Performance · English usage comparison
Latency vs Throughput: English Usage Guide for IT Professionals
Latency measures how long one request takes; throughput measures how many requests a system handles per second. A system can have low latency but low throughput (fast for one user, slow under load) or high throughput but high latency (processes many requests, each slowly). Both matter — but for different reasons.
Side-by-side comparison
| Aspect | Latency | Throughput |
|---|---|---|
| What it measures | Time for one operation (ms) | Operations per unit of time (req/s) |
| Analogy | How fast one car travels | How many cars pass a toll booth per hour |
| Optimised by | Caching, reducing hops, faster code | Parallelism, horizontal scaling, queues |
| Key metric form | p50, p95, p99 in milliseconds | Requests per second (RPS), TPS |
Example sentences
Latency
- "Our p99 latency is 450 ms — the slowest 1% of requests take nearly half a second."
- "Adding a Redis cache cut database latency from 80 ms to under 2 ms."
Throughput
- "After horizontal scaling, throughput increased from 500 to 3,000 requests per second."
- "The message queue increases throughput by letting workers process jobs in parallel."
Exercises: choose the correct English usage
Select the best answer for each question, then check your reasoning.
1. A user complains the page "takes forever to load". They are describing high ___.

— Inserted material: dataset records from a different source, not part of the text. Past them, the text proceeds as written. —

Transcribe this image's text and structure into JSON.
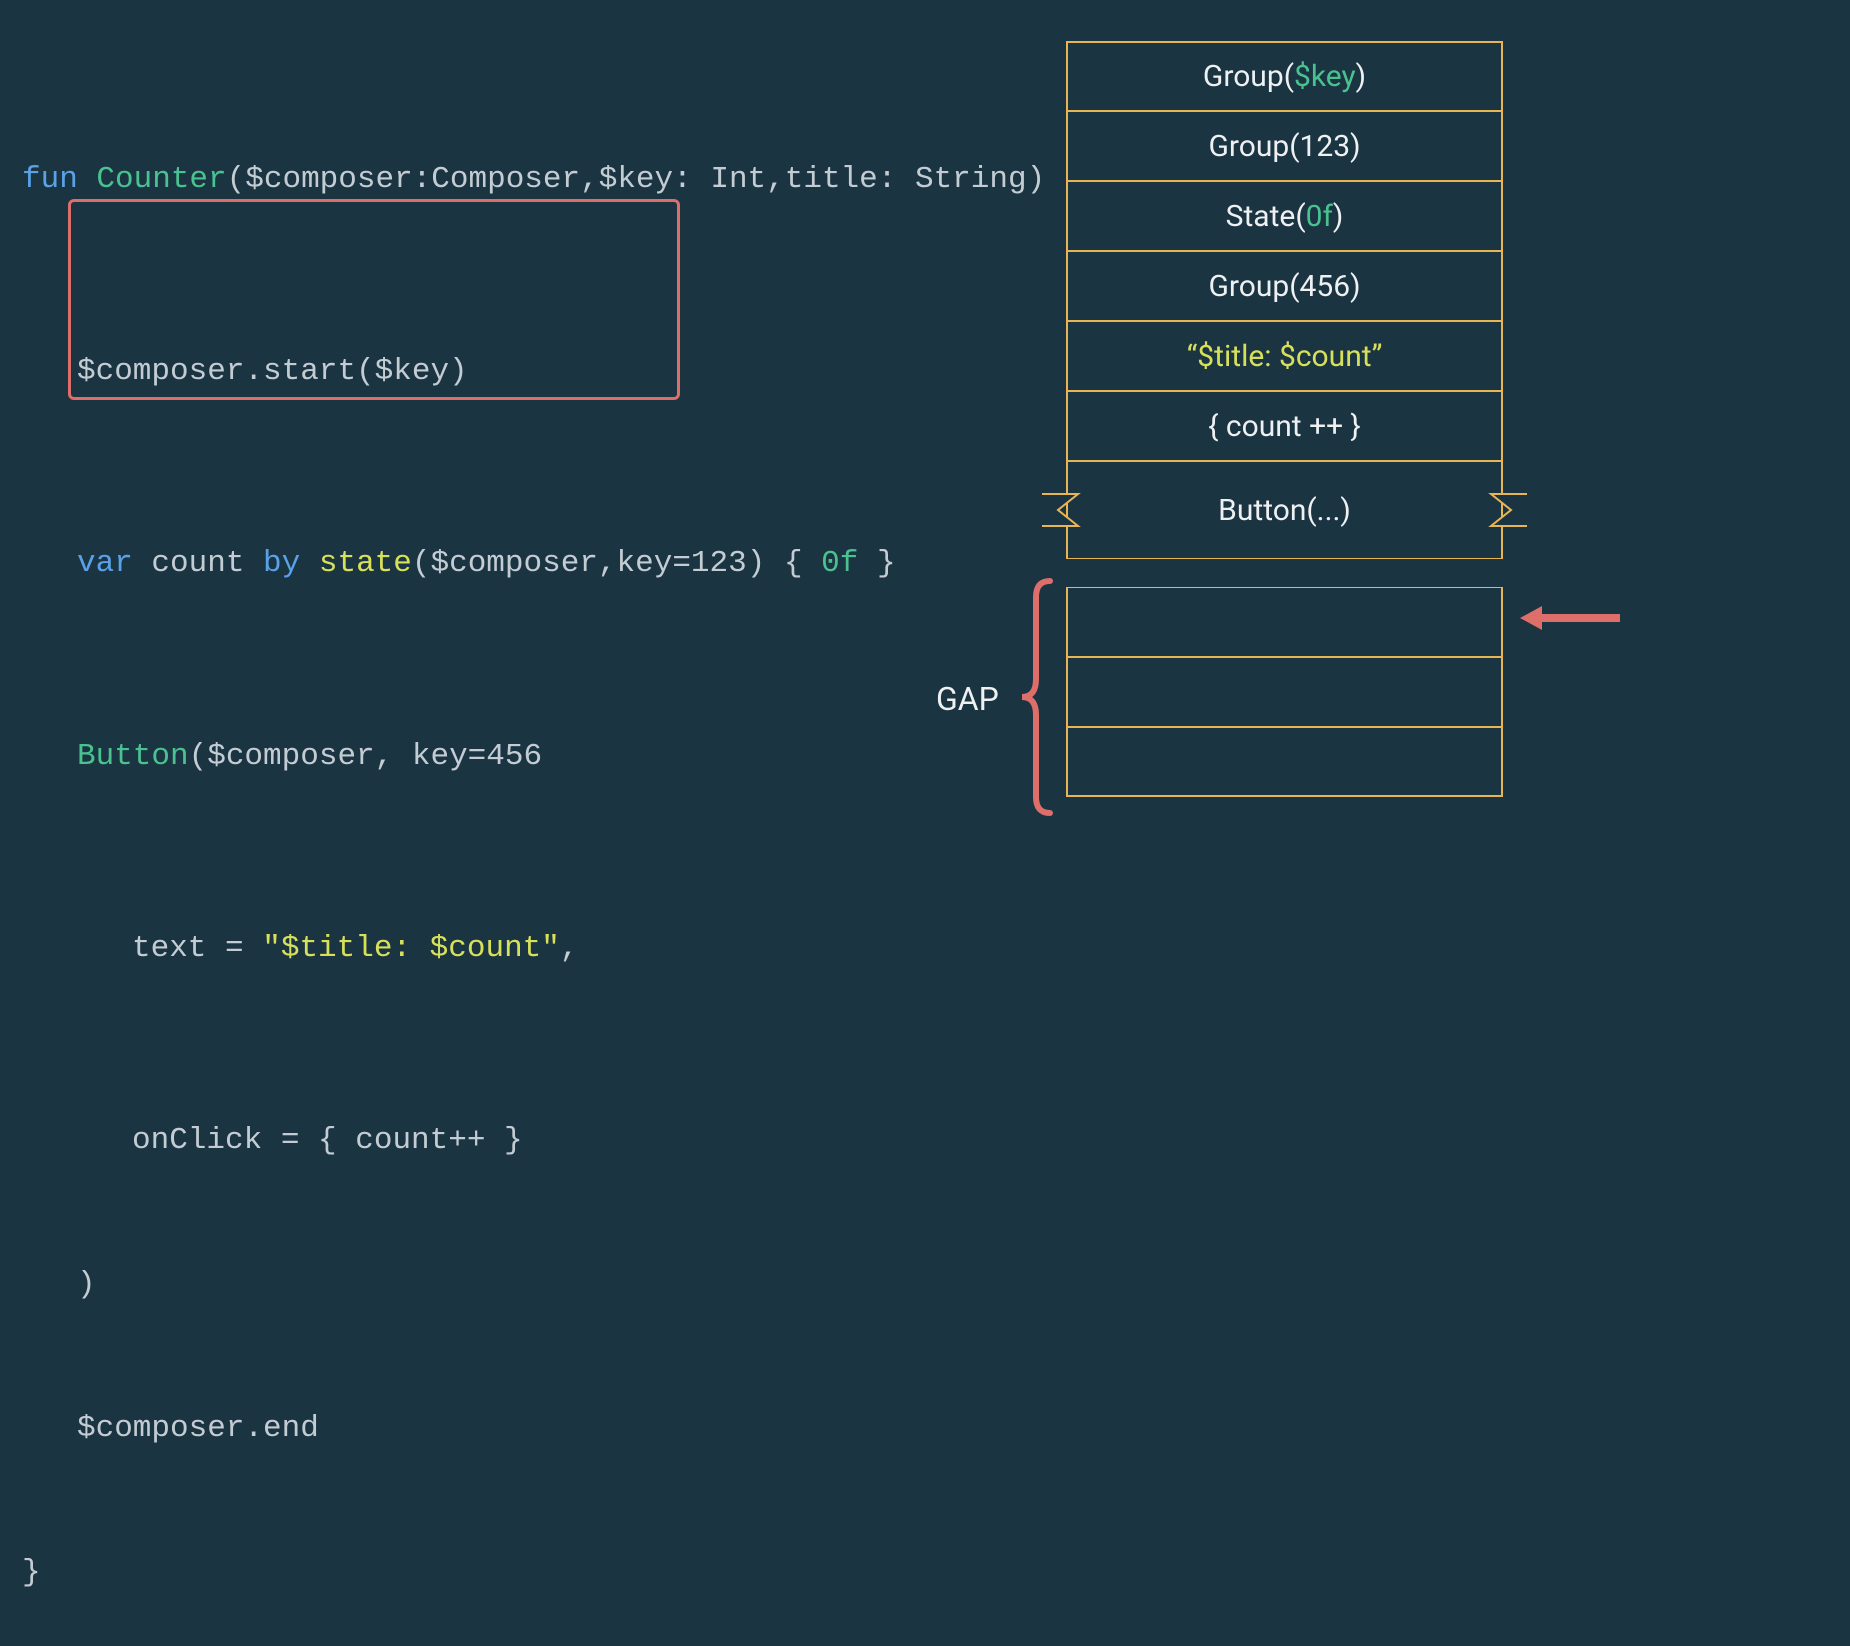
{
  "code": {
    "l1": {
      "fun": "fun",
      "name": "Counter",
      "rest1": "($composer:Composer,$key: Int,title: String) {"
    },
    "l2": "$composer.start($key)",
    "l3": {
      "var": "var",
      "mid": " count ",
      "by": "by",
      "sp": " ",
      "state": "state",
      "args": "($composer,key=123)",
      "brace": " { ",
      "zero": "0f",
      "close": " }"
    },
    "l4": {
      "button": "Button",
      "rest": "($composer, key=456"
    },
    "l5": {
      "pre": "text = ",
      "str": "\"$title: $count\"",
      "post": ","
    },
    "l6": "onClick = { count++ }",
    "l7": ")",
    "l8": "$composer.end",
    "l9": "}"
  },
  "table": {
    "row1": {
      "pre": "Group(",
      "var": "$key",
      "post": ")"
    },
    "row2": "Group(123)",
    "row3": {
      "pre": "State(",
      "val": "0f",
      "post": ")"
    },
    "row4": "Group(456)",
    "row5": "“$title: $count”",
    "row6": "{ count ++ }",
    "row7": "Button(...)"
  },
  "gapLabel": "GAP",
  "colors": {
    "background": "#1a3442",
    "accentOrange": "#e9b554",
    "accentRed": "#dd6e6a",
    "green": "#4ac28f",
    "yellow": "#d6e05a",
    "blue": "#5aa1e6"
  }
}
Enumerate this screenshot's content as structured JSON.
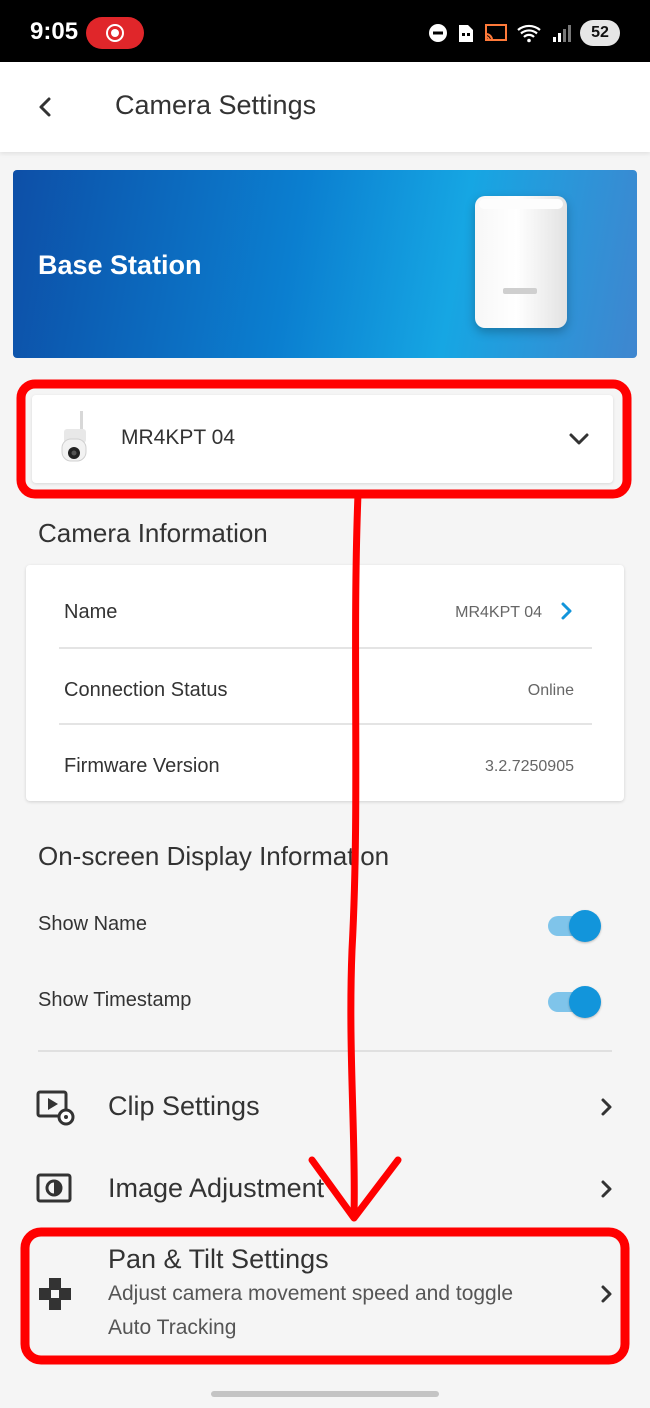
{
  "status_bar": {
    "time": "9:05",
    "battery": "52",
    "icons": [
      "dnd-icon",
      "sim-icon",
      "cast-icon",
      "wifi-icon",
      "signal-icon"
    ]
  },
  "app_bar": {
    "title": "Camera Settings",
    "back_icon": "chevron-left-icon"
  },
  "banner": {
    "title": "Base Station"
  },
  "device_selector": {
    "name": "MR4KPT 04"
  },
  "camera_information": {
    "title": "Camera Information",
    "rows": [
      {
        "label": "Name",
        "value": "MR4KPT 04",
        "has_chevron": true
      },
      {
        "label": "Connection Status",
        "value": "Online",
        "has_chevron": false
      },
      {
        "label": "Firmware Version",
        "value": "3.2.7250905",
        "has_chevron": false
      }
    ]
  },
  "osd": {
    "title": "On-screen Display Information",
    "toggles": [
      {
        "label": "Show Name",
        "on": true
      },
      {
        "label": "Show Timestamp",
        "on": true
      }
    ]
  },
  "menu": [
    {
      "label": "Clip Settings",
      "icon": "clip-settings-icon"
    },
    {
      "label": "Image Adjustment",
      "icon": "image-adjustment-icon"
    },
    {
      "label": "Pan & Tilt Settings",
      "icon": "pan-tilt-icon",
      "sub_line1": "Adjust camera movement speed and toggle",
      "sub_line2": "Auto Tracking"
    }
  ],
  "colors": {
    "accent": "#1295db",
    "toggle_track": "#7fc4ea",
    "annotation": "#ff0000",
    "banner_start": "#0d4fa7",
    "banner_end": "#16a6e3"
  }
}
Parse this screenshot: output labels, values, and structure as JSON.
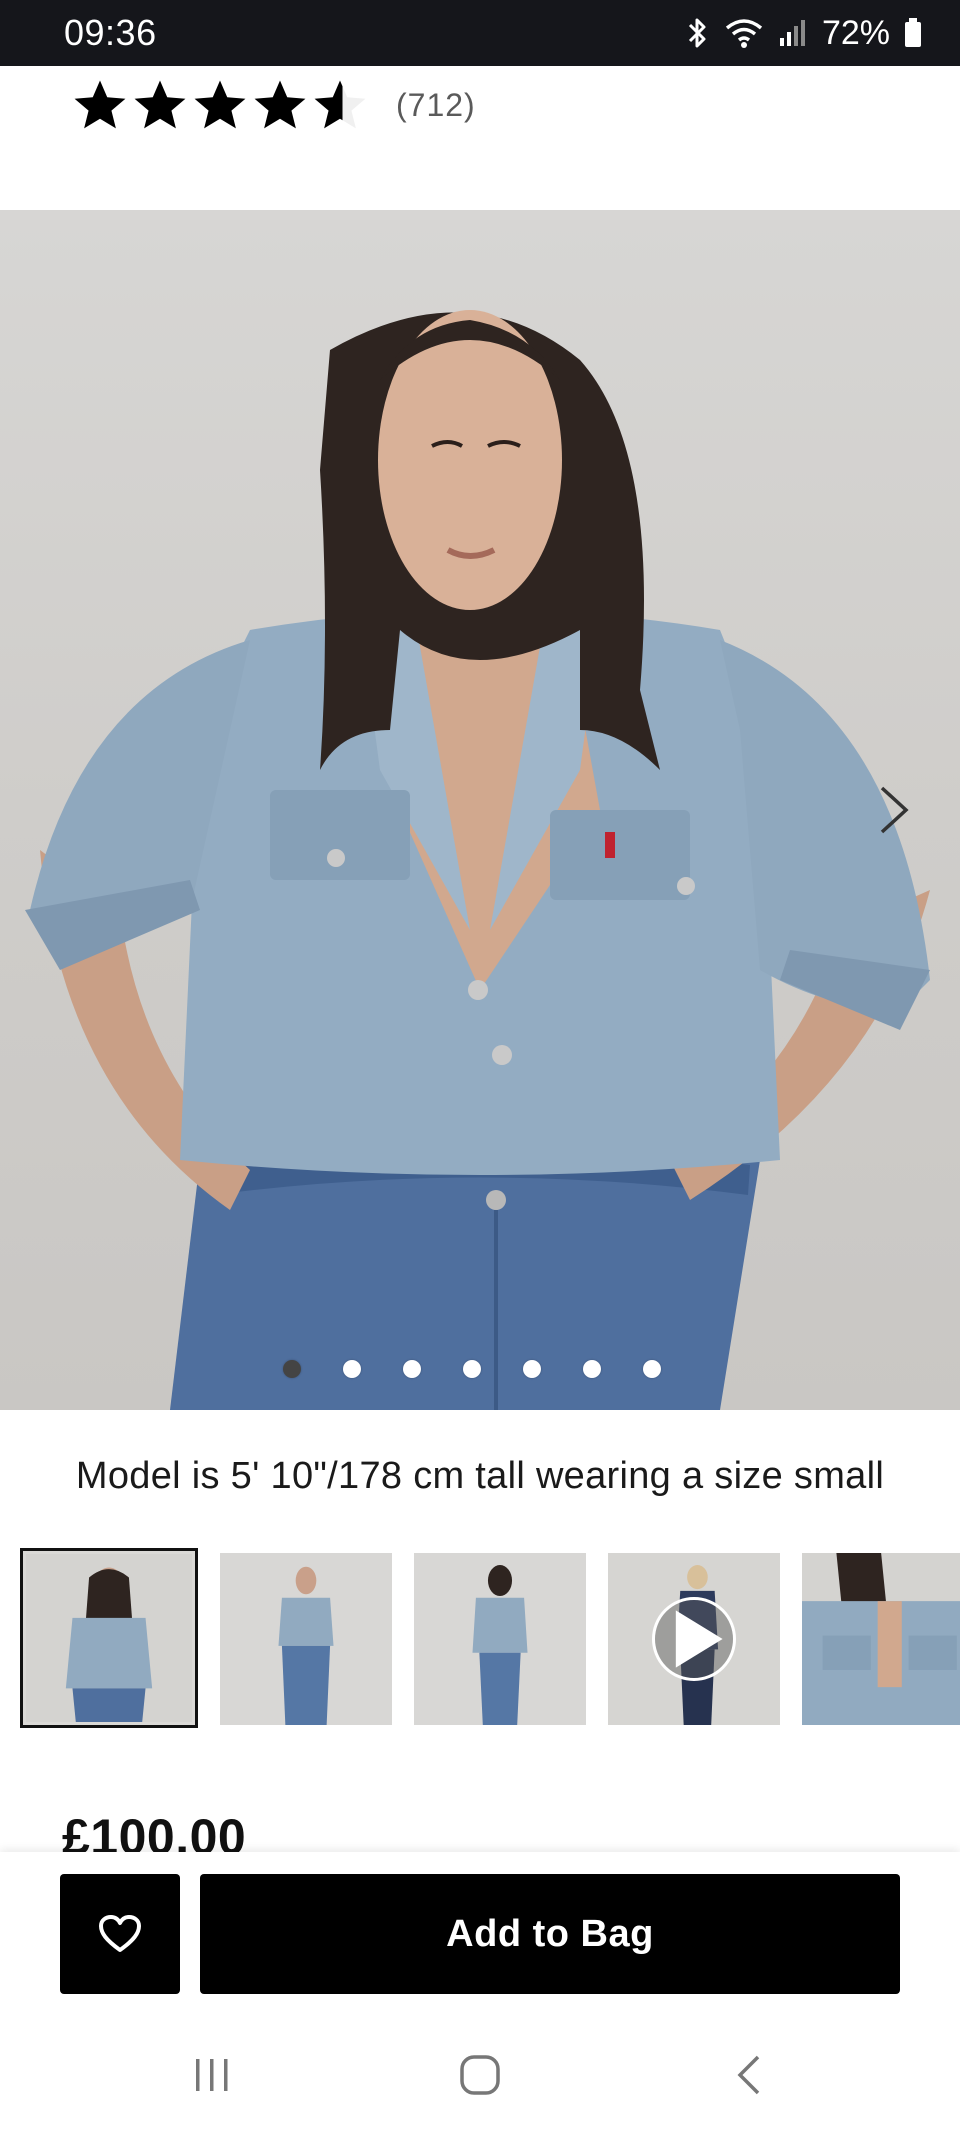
{
  "status_bar": {
    "time": "09:36",
    "battery": "72%",
    "icons": [
      "bluetooth-icon",
      "wifi-icon",
      "signal-icon",
      "battery-icon"
    ]
  },
  "product": {
    "rating": 4.5,
    "rating_count": "(712)",
    "model_caption": "Model is 5' 10\"/178 cm tall wearing a size small",
    "price": "£100.00"
  },
  "gallery": {
    "image_count": 7,
    "active_index": 0,
    "thumbnails": [
      {
        "kind": "image",
        "selected": true
      },
      {
        "kind": "image",
        "selected": false
      },
      {
        "kind": "image",
        "selected": false
      },
      {
        "kind": "video",
        "selected": false
      },
      {
        "kind": "image",
        "selected": false
      }
    ]
  },
  "actions": {
    "add_to_bag": "Add to Bag",
    "wishlist_icon": "heart-icon"
  },
  "navigation": {
    "icons": [
      "recent-apps-icon",
      "home-icon",
      "back-icon"
    ]
  },
  "colors": {
    "status_bar_bg": "#15161b",
    "button_bg": "#000000",
    "denim_light": "#8fa8be",
    "denim_dark": "#4f6f9e"
  }
}
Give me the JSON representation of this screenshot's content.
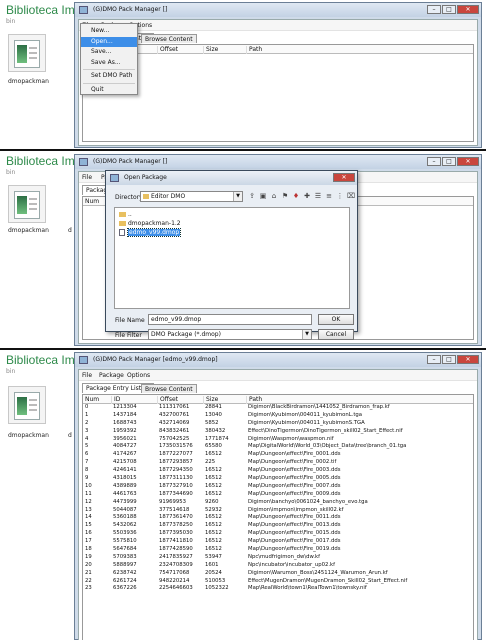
{
  "library": {
    "title": "Biblioteca Imagens",
    "path": "bin",
    "thumb_label": "dmopackman",
    "folder_label": "d"
  },
  "app": {
    "title_initial": "(G)DMO Pack Manager []",
    "title_loaded": "(G)DMO Pack Manager [edmo_v99.dmop]"
  },
  "menu": {
    "file": "File",
    "package": "Package",
    "options": "Options"
  },
  "file_menu": {
    "items": [
      "New...",
      "Open...",
      "Save...",
      "Save As...",
      "Set DMO Path",
      "Quit"
    ],
    "highlighted": "Open..."
  },
  "tabs": {
    "listing": "Package Entry Listing",
    "browse": "Browse Content"
  },
  "columns": {
    "num": "Num",
    "id": "ID",
    "offset": "Offset",
    "size": "Size",
    "path": "Path"
  },
  "dialog": {
    "title": "Open Package",
    "directory_label": "Directory:",
    "directory_value": "Editor DMO",
    "items": [
      "..",
      "dmopackman-1.2",
      "edmo_v99.dmop"
    ],
    "selected": "edmo_v99.dmop",
    "file_name_label": "File Name",
    "file_name_value": "edmo_v99.dmop",
    "file_filter_label": "File Filter",
    "file_filter_value": "DMO Package (*.dmop)",
    "ok": "OK",
    "cancel": "Cancel"
  },
  "rows": [
    [
      "0",
      "1213304",
      "111317061",
      "28841",
      "Digimon\\BlackBirdramon\\1441052_Birdramon_frap.kf"
    ],
    [
      "1",
      "1437184",
      "432700761",
      "13040",
      "Digimon\\Kyubimon\\004011_kyubimonL.tga"
    ],
    [
      "2",
      "1688743",
      "432714069",
      "5852",
      "Digimon\\Kyubimon\\004011_kyubimonS.TGA"
    ],
    [
      "3",
      "1959392",
      "843832461",
      "380432",
      "Effect\\DinoTigermon\\DinoTigermon_skill02_Start_Effect.nif"
    ],
    [
      "4",
      "3956021",
      "757042525",
      "1771874",
      "Digimon\\Waspmon\\waspmon.nif"
    ],
    [
      "5",
      "4084727",
      "1735031576",
      "65580",
      "Map\\DigitalWorld\\World_03\\Object_Data\\tree\\branch_01.tga"
    ],
    [
      "6",
      "4174267",
      "1877227077",
      "16512",
      "Map\\Dungeon\\effect\\Fire_0001.dds"
    ],
    [
      "7",
      "4215708",
      "1877293857",
      "225",
      "Map\\Dungeon\\effect\\Fire_0002.tif"
    ],
    [
      "8",
      "4246141",
      "1877294350",
      "16512",
      "Map\\Dungeon\\effect\\Fire_0003.dds"
    ],
    [
      "9",
      "4318015",
      "1877311130",
      "16512",
      "Map\\Dungeon\\effect\\Fire_0005.dds"
    ],
    [
      "10",
      "4389889",
      "1877327910",
      "16512",
      "Map\\Dungeon\\effect\\Fire_0007.dds"
    ],
    [
      "11",
      "4461763",
      "1877344690",
      "16512",
      "Map\\Dungeon\\effect\\Fire_0009.dds"
    ],
    [
      "12",
      "4473999",
      "91969953",
      "9260",
      "Digimon\\banchyo\\0061024_banchyo_evo.tga"
    ],
    [
      "13",
      "5044087",
      "377514618",
      "52932",
      "Digimon\\impmon\\impmon_skill02.kf"
    ],
    [
      "14",
      "5360188",
      "1877361470",
      "16512",
      "Map\\Dungeon\\effect\\Fire_0011.dds"
    ],
    [
      "15",
      "5432062",
      "1877378250",
      "16512",
      "Map\\Dungeon\\effect\\Fire_0013.dds"
    ],
    [
      "16",
      "5503936",
      "1877395030",
      "16512",
      "Map\\Dungeon\\effect\\Fire_0015.dds"
    ],
    [
      "17",
      "5575810",
      "1877411810",
      "16512",
      "Map\\Dungeon\\effect\\Fire_0017.dds"
    ],
    [
      "18",
      "5647684",
      "1877428590",
      "16512",
      "Map\\Dungeon\\effect\\Fire_0019.dds"
    ],
    [
      "19",
      "5709383",
      "2417835927",
      "53947",
      "Npc\\mudfrigimon_dw\\dw.kf"
    ],
    [
      "20",
      "5888997",
      "2324708309",
      "1601",
      "Npc\\incubator\\incubator_up02.kf"
    ],
    [
      "21",
      "6238742",
      "754717068",
      "20524",
      "Digimon\\Warumon_Boss\\2451124_Warumon_Arun.kf"
    ],
    [
      "22",
      "6261724",
      "948220214",
      "510053",
      "Effect\\MugenDramon\\MugenDramon_Skill02_Start_Effect.nif"
    ],
    [
      "23",
      "6367226",
      "2254646603",
      "1052322",
      "Map\\RealWorld\\town1\\RealTown1\\townsky.nif"
    ]
  ]
}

Explanation: "Latency" — the delay experienced for a single request.
2. An engineer says "we need to handle 10,000 requests per second." They are talking about ___.
Explanation: "Throughput" — the volume of requests the system can handle per unit of time.
3. Which metric uses "p99"?
Explanation: "p99 latency" (99th-percentile latency) measures the worst-case response time excluding the top 1%.
4. Which sentence uses "throughput" correctly?
Explanation: Adding workers increases concurrency and therefore throughput (more work done per second).
5. True or false: reducing latency always increases throughput.
Explanation: They are related but independent. You can improve one without improving the other.
Frequently asked questions
What is the difference between latency and response time?
"Response time" usually means the total time from request to response, including processing. "Latency" often refers specifically to the network delay component, though in practice the terms are used interchangeably.
What does p99 mean?
"p99 latency" is the 99th-percentile latency — 99% of requests are faster than this value. It captures the tail experience without being skewed by occasional outliers.
How is throughput measured?
Requests per second (RPS), transactions per second (TPS), or messages per second (MPS), depending on the system.
Can high throughput coexist with high latency?
Yes — a batch-processing system might handle millions of records per hour (high throughput) while each record takes seconds to process (high latency). Streaming pipelines aim to reduce both.
What is "the latency-throughput trade-off"?
Batching requests increases throughput but adds latency (you wait for the batch to fill). Real-time systems prioritise low latency at the cost of lower throughput.
What is "end-to-end latency"?
The total delay from when a user action starts to when they see the result — including network, server processing, and rendering time.
What does "saturate" mean in this context?
"The system is saturated" means throughput has hit its limit — adding more requests only increases latency, it doesn't increase work done.
What is "bandwidth" and how does it differ?
Bandwidth is the maximum data transfer rate of a network connection (e.g. 1 Gbps). Throughput is the actual rate achieved. Latency is the delay regardless of bandwidth.
How do you say "the system is slow"?
Precisely: "latency is high", "p99 is above SLO", or "response times are degraded". Avoid vague "the system is slow" in technical discussions.
What is a "tail latency"?
Latency at the high percentiles (p99, p99.9). Even if average latency is low, tail latency affects the worst-experiencing users and can cascade in microservice calls.